“The best known techniques for detecting plastics are labor-intensive and take a long time. With ICP mass spectrometry you can detect up to a thousand particles of microplastic in one minute. Moreover, such a machine can already be found in many laboratories and steel companies. That makes it feasible, ”says Kristof Tirez
Number, size and distribution of microplastics
Kristof Tirez of the Flemish Institute for Technological Research (VITO) explains an existing technique from the steel industry, which could now be used to detect microplastics in the river water. VITO and UGent worked together on this solution. For more than three decades, the steel industry has been using ICP mass spectrometry (ICP-MS) to measure dissolved metal concentrations. “We have demonstrated experimentally that the ICP-MS method can also be used to measure concentrations of the smallest microplastic,” says UGent professor Frank Vanhaecke. Kristof Tirez adds: “The method allows, for example, to determine the amount of microplastics in a sample of river water. We can not only determine the number, but also the size and distribution. ”

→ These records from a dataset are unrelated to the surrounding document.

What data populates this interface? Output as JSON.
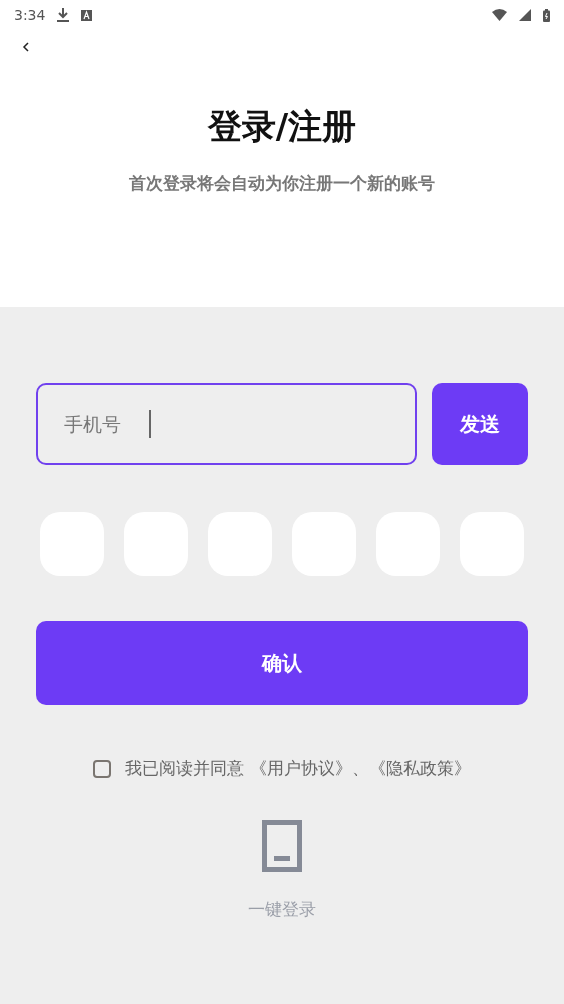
{
  "status_bar": {
    "time": "3:34"
  },
  "header": {
    "title": "登录/注册",
    "subtitle": "首次登录将会自动为你注册一个新的账号"
  },
  "phone_field": {
    "placeholder": "手机号",
    "focused": true
  },
  "send_button": {
    "label": "发送"
  },
  "code_boxes": [
    {
      "kind": "empty"
    },
    {
      "kind": "empty"
    },
    {
      "kind": "empty"
    },
    {
      "kind": "empty"
    },
    {
      "kind": "empty"
    },
    {
      "kind": "empty"
    }
  ],
  "confirm_button": {
    "label": "确认"
  },
  "agreement": {
    "checked": false,
    "text": "我已阅读并同意 《用户协议》、《隐私政策》"
  },
  "quick_login": {
    "label": "一键登录"
  }
}
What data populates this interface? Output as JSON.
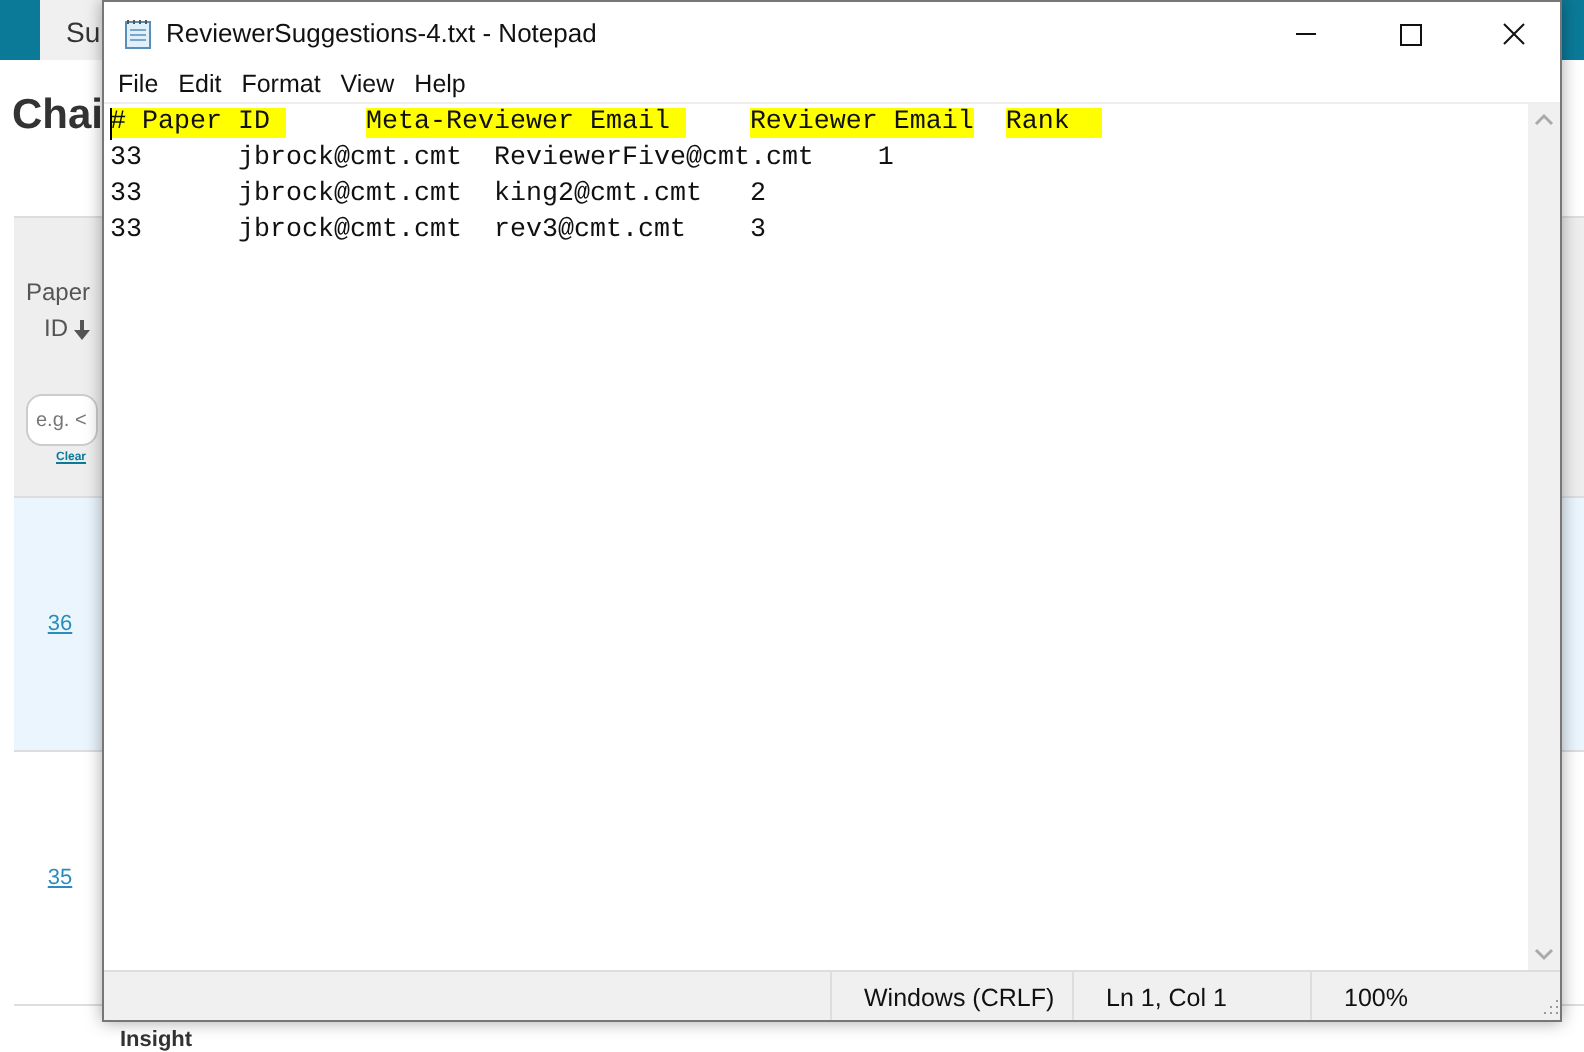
{
  "background_page": {
    "tab": "Su",
    "heading": "Chai",
    "table": {
      "header": "Paper ID",
      "filter_placeholder": "e.g. <",
      "clear_link": "Clear",
      "rows": [
        {
          "paper_id": "36",
          "highlighted": true
        },
        {
          "paper_id": "35",
          "highlighted": false
        }
      ],
      "next_row_label": "Insight"
    }
  },
  "notepad": {
    "title": "ReviewerSuggestions-4.txt - Notepad",
    "menu": [
      "File",
      "Edit",
      "Format",
      "View",
      "Help"
    ],
    "lines": [
      {
        "segments": [
          {
            "text": "# Paper ID",
            "highlighted": true,
            "kind": "tabbed"
          },
          {
            "text": "Meta-Reviewer Email",
            "highlighted": true,
            "kind": "tabbed"
          },
          {
            "text": "Reviewer Email",
            "highlighted": true,
            "kind": "spaced"
          },
          {
            "text": "Rank",
            "highlighted": true,
            "kind": "padded"
          }
        ]
      },
      {
        "segments": [
          {
            "text": "33\tjbrock@cmt.cmt  ReviewerFive@cmt.cmt\t1",
            "highlighted": false
          }
        ]
      },
      {
        "segments": [
          {
            "text": "33\tjbrock@cmt.cmt  king2@cmt.cmt\t2",
            "highlighted": false
          }
        ]
      },
      {
        "segments": [
          {
            "text": "33\tjbrock@cmt.cmt  rev3@cmt.cmt\t3",
            "highlighted": false
          }
        ]
      }
    ],
    "status_bar": [
      "Windows (CRLF)",
      "Ln 1, Col 1",
      "100%"
    ]
  }
}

Roll-out method not yet for tomorrow
The drinking water sector is asking for such technology to be able to filter water better, but it faces a legal hiatus: “There is no legislation on microplastics. That is why water companies are not encouraged to bring on board techniques to purify the water, ”says Kristof Tirez. However, the developed technique is not yet ready for commercial rollout and daily use. “This is only a test phase. Now we mainly want to collect data to expand the research. In the long term, we also want to be able to find nanoplastics smaller than 1 μm, ”concludes Tirez.